BANF: Band-limited Neural Fields for Levels of Detail Reconstruction
Ahan Shabanov, Shrisudhan Govindarajan, Cody Reading, Lily Goli, Daniel Rebain, Kwang Moo Yi, Andrea Tagliasacchi
TL;DR
BANF tackles aliasing in neural fields by enabling band-limited representations through a simple training-time modification that uses a band-limited interpolation on a regular grid and cascaded optimization to build a multi-band decomposition across $[0,\omega]$, $[\omega_1,\omega_2]$, etc. This approach is architecture-agnostic and robust across 2D and 3D tasks, enabling anti-aliased level-of-detail reconstructions and high-quality mesh extraction without requiring prefiltered ground-truth signals. Empirical results across 2D image fitting, 3D SDF reconstruction, and 3D-from-2D inverse rendering show that BANF improves coarse-scale reconstructions and Nyquist-adherent sampling compared to strong baselines like BACON, iNGP, and NeUS, while preserving fine-scale details.
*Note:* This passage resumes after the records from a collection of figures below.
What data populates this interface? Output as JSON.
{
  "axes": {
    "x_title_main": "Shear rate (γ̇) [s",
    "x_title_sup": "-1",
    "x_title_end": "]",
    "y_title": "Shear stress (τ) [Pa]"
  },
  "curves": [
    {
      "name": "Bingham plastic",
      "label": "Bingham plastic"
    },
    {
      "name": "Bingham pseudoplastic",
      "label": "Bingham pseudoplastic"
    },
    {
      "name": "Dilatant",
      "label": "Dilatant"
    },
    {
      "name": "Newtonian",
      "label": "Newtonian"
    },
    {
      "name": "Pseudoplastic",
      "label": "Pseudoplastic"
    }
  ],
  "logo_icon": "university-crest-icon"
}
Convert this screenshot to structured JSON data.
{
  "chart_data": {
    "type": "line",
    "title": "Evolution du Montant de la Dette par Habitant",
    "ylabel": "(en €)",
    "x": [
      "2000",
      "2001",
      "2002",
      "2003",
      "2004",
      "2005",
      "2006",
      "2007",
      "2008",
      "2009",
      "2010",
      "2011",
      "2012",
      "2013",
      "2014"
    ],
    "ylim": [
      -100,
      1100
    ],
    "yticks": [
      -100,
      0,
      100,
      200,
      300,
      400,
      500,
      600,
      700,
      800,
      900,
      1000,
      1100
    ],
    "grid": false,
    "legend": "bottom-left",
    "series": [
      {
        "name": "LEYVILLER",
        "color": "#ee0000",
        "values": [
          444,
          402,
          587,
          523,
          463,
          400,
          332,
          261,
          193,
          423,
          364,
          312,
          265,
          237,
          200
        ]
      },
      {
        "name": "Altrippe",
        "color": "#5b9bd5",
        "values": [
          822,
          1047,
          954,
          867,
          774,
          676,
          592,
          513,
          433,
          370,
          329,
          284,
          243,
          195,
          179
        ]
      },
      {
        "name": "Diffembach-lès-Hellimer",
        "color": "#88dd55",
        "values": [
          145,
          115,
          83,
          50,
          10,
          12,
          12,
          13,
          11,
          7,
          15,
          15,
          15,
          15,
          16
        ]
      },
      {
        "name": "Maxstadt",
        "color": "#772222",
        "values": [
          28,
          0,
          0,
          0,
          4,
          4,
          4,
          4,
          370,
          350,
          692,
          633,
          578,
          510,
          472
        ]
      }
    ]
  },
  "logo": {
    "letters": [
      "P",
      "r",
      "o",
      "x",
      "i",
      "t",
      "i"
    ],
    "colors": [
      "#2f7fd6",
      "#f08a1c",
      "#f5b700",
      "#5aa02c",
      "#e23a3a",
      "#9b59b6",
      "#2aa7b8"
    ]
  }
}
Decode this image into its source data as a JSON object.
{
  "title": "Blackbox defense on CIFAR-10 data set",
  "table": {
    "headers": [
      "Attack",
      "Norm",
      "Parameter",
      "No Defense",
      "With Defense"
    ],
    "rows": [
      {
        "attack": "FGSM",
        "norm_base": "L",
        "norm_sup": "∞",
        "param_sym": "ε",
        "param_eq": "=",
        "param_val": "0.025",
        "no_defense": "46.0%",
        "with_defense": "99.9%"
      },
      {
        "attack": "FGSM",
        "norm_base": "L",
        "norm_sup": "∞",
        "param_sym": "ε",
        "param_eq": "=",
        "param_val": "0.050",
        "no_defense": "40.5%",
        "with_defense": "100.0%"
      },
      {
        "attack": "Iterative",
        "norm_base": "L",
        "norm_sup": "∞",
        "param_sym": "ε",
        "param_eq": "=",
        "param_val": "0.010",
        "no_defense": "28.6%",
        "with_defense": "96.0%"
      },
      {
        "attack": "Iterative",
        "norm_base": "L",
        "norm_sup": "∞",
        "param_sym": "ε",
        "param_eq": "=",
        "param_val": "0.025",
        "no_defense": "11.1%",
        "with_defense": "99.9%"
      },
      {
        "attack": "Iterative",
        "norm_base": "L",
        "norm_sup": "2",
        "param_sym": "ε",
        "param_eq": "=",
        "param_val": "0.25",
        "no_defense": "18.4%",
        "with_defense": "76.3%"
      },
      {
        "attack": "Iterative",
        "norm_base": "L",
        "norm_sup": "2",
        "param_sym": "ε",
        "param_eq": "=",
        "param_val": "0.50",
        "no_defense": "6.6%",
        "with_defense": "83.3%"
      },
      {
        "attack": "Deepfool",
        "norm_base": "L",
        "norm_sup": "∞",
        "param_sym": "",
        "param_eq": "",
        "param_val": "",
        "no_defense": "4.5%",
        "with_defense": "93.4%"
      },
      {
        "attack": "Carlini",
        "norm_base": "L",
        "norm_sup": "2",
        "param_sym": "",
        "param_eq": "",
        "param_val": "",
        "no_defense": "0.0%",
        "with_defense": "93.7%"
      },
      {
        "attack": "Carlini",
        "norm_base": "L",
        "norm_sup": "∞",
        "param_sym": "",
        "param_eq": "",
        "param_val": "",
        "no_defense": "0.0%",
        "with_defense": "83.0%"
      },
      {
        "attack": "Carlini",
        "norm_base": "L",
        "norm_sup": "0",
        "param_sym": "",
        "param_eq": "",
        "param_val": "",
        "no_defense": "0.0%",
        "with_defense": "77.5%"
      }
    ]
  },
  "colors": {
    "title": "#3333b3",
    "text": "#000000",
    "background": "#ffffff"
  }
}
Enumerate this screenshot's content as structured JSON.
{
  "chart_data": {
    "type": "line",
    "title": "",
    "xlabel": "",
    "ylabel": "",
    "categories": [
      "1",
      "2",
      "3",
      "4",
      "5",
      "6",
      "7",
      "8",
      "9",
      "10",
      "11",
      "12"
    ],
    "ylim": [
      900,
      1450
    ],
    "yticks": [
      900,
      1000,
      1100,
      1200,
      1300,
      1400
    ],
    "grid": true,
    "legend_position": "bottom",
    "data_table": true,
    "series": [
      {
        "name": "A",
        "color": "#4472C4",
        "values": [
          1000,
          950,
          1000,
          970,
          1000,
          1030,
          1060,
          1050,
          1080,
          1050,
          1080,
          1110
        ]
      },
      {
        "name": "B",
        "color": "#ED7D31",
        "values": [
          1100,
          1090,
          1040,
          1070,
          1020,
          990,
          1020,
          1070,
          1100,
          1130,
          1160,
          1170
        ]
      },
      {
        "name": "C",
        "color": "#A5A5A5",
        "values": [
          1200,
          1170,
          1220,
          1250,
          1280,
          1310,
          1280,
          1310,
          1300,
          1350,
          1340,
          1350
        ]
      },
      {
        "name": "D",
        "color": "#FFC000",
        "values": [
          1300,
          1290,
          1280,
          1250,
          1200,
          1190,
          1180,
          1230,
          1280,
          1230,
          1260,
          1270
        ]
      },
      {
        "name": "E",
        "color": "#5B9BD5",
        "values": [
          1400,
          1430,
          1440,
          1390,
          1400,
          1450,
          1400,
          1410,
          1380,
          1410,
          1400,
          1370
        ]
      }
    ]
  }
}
The method offers a practical, broadly applicable tool for frequency-aware neural-field pipelines with potential impact on rendering, simulation, and 3D reconstruction workflows.
Abstract
Largely due to their implicit nature, neural fields lack a direct mechanism for filtering, as Fourier analysis from discrete signal processing is not directly applicable to these representations. Effective filtering of neural fields is critical to enable level-of-detail processing in downstream applications, and support operations that involve sampling the field on regular grids (e.g. marching cubes). Existing methods that attempt to decompose neural fields in the frequency domain either resort to heuristics or require extensive modifications to the neural field architecture. We show that via a simple modification, one can obtain neural fields that are low-pass filtered, and in turn show how this can be exploited to obtain a frequency decomposition of the entire signal. We demonstrate the validity of our technique by investigating level-of-detail reconstruction, and showing how coarser representations can be computed effectively.